3.1.2 Business Worth
Being able to store images from a mobile phone/tablet, upload them to WordPress and then download them to a service provider might be of use to some. However, serious photographers and/or those creating company literature (e.g. pamphlets, brochures etc) are more likely to upload higher resolution images directly to a printing company.
Most of us, if approached by a developer who wants access to our site, would likely respond with disinterest.
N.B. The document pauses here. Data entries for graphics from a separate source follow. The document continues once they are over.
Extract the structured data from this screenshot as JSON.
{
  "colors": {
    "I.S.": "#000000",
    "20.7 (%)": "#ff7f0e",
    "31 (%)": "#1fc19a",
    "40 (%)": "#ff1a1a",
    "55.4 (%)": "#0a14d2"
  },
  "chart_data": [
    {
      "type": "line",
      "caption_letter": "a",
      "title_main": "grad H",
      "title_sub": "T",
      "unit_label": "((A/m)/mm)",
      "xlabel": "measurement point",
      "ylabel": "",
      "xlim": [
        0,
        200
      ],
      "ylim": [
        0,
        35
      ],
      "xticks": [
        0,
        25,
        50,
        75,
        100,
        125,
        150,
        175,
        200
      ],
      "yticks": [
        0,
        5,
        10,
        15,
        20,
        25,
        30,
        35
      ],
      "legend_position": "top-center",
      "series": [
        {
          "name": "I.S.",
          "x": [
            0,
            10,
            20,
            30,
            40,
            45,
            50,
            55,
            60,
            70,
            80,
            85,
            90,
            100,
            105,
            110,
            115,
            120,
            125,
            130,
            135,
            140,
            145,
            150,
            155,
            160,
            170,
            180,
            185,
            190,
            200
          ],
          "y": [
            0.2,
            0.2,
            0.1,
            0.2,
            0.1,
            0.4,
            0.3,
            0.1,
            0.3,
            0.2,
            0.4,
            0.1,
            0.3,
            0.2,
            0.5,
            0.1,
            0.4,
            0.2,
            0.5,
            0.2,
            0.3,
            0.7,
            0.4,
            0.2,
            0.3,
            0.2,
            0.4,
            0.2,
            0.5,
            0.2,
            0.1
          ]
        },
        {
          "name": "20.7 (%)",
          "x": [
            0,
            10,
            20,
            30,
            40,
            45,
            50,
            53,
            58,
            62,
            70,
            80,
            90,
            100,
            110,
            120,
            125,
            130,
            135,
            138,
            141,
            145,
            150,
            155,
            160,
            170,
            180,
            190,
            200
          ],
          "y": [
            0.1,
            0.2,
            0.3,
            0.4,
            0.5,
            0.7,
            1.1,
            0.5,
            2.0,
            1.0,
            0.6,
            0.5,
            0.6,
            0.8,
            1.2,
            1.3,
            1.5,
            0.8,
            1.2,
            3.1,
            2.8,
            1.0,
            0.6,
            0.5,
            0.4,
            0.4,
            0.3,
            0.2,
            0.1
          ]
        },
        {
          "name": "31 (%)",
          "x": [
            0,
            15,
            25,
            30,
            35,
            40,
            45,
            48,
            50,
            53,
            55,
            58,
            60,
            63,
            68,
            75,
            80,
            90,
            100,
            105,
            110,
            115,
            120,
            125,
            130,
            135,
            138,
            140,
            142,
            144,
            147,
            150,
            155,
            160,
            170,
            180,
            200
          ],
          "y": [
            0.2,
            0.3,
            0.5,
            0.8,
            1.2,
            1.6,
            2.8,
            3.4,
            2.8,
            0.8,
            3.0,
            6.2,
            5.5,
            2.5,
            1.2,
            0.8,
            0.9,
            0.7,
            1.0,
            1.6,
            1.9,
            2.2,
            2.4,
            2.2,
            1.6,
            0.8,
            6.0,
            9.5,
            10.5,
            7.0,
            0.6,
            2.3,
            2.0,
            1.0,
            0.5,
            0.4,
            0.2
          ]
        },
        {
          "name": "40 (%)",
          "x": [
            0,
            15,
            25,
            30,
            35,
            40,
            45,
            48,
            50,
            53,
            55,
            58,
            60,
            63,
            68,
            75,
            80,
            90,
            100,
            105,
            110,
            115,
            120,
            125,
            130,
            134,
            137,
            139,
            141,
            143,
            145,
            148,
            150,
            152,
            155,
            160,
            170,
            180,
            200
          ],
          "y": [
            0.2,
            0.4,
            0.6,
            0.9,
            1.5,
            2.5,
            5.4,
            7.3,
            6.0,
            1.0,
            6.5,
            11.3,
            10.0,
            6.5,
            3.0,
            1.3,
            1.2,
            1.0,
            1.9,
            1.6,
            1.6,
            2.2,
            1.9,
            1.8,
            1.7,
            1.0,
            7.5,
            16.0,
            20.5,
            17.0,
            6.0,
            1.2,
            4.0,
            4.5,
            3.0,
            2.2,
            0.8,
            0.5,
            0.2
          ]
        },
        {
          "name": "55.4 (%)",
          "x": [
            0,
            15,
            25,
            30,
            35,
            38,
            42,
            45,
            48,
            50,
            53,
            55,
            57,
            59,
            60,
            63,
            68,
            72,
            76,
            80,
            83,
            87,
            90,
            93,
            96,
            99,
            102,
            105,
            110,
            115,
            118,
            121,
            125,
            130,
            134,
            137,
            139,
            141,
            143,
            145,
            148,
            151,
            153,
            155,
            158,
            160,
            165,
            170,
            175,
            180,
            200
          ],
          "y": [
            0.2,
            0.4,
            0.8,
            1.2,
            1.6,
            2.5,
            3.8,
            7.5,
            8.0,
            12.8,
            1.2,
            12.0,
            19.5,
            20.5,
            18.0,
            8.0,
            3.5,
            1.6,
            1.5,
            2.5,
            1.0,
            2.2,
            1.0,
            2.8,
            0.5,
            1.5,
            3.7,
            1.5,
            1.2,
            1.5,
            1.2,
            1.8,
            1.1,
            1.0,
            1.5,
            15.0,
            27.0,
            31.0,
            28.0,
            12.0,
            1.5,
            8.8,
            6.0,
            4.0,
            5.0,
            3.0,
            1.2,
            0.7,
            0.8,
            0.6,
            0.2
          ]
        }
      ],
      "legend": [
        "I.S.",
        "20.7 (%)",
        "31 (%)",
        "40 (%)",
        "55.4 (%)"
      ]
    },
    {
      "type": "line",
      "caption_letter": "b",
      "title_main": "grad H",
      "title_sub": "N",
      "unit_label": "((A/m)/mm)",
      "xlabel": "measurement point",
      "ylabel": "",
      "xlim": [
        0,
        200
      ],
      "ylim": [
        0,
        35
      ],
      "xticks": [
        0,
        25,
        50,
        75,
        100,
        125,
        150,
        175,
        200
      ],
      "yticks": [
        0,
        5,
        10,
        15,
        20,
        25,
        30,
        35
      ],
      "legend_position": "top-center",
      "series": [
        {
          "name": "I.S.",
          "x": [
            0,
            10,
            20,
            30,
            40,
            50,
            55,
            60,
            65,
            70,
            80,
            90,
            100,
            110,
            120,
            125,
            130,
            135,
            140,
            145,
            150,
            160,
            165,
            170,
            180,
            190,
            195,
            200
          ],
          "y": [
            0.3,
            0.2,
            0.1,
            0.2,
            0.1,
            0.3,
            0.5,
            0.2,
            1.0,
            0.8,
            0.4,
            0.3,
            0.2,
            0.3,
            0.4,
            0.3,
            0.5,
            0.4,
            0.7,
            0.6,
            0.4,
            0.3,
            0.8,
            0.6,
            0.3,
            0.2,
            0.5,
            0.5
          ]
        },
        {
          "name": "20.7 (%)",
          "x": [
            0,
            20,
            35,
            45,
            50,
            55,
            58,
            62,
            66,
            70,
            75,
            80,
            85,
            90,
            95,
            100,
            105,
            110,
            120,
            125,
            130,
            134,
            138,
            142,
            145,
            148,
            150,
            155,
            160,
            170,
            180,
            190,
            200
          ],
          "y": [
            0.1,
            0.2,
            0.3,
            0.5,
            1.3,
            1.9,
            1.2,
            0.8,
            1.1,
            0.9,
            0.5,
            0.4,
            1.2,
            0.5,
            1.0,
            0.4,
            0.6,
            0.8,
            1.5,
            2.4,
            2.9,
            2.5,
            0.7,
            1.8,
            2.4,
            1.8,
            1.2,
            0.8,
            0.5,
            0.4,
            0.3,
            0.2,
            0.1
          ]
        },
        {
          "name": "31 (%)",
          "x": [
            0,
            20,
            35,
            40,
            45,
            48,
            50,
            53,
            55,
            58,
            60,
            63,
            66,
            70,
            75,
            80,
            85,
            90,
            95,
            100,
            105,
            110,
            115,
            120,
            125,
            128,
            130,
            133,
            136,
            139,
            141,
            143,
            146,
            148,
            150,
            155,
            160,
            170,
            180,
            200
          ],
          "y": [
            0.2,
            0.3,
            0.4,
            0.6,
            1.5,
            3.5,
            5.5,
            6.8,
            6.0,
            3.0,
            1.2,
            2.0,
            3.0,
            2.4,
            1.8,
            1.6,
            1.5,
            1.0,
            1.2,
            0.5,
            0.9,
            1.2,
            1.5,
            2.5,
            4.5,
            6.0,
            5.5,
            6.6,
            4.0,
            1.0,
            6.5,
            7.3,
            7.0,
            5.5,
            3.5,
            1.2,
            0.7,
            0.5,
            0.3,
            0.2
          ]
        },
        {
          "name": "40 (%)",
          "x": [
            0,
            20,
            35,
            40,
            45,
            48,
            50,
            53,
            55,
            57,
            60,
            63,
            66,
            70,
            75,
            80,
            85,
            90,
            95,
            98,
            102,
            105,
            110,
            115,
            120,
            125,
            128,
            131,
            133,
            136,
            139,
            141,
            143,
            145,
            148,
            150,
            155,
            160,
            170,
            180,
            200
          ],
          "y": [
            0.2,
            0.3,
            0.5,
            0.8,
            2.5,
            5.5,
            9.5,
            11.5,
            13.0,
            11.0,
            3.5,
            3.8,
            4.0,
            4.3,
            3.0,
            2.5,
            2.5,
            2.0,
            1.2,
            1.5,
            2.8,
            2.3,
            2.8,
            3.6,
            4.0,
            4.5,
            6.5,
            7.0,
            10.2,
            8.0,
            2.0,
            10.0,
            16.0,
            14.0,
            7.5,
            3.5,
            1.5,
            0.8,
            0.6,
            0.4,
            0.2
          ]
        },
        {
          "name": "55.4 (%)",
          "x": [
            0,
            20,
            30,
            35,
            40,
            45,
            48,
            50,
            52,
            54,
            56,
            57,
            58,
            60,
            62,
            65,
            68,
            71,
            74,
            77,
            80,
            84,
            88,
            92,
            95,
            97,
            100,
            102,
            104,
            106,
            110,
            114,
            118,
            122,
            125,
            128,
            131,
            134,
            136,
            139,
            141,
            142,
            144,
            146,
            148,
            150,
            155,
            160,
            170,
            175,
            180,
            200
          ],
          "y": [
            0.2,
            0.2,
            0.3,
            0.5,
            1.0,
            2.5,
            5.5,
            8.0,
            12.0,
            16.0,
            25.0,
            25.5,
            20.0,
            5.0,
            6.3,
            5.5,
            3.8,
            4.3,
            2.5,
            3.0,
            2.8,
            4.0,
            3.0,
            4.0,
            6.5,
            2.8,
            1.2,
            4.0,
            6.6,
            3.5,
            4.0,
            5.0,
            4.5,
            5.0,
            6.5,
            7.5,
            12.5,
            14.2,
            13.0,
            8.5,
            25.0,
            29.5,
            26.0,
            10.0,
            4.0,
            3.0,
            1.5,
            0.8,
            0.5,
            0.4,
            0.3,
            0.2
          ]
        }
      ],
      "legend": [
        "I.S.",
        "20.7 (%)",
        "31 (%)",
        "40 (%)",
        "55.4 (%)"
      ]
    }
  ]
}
E-commerce companies might want to make use of a developers services to compete. But, if they’ve got any sense they will use in-house services provided by people who have a deeper knowledge of their company’s business and dedicated to it.
3.1.3 Business Loss
I believe that the new User Interface has been so badly implemented as to deter users in the new enterprise.
Existing customers have suffered considerable and pointless nuisance.
It has been shown that it takes less effort to keep existing customers than acquire new ones.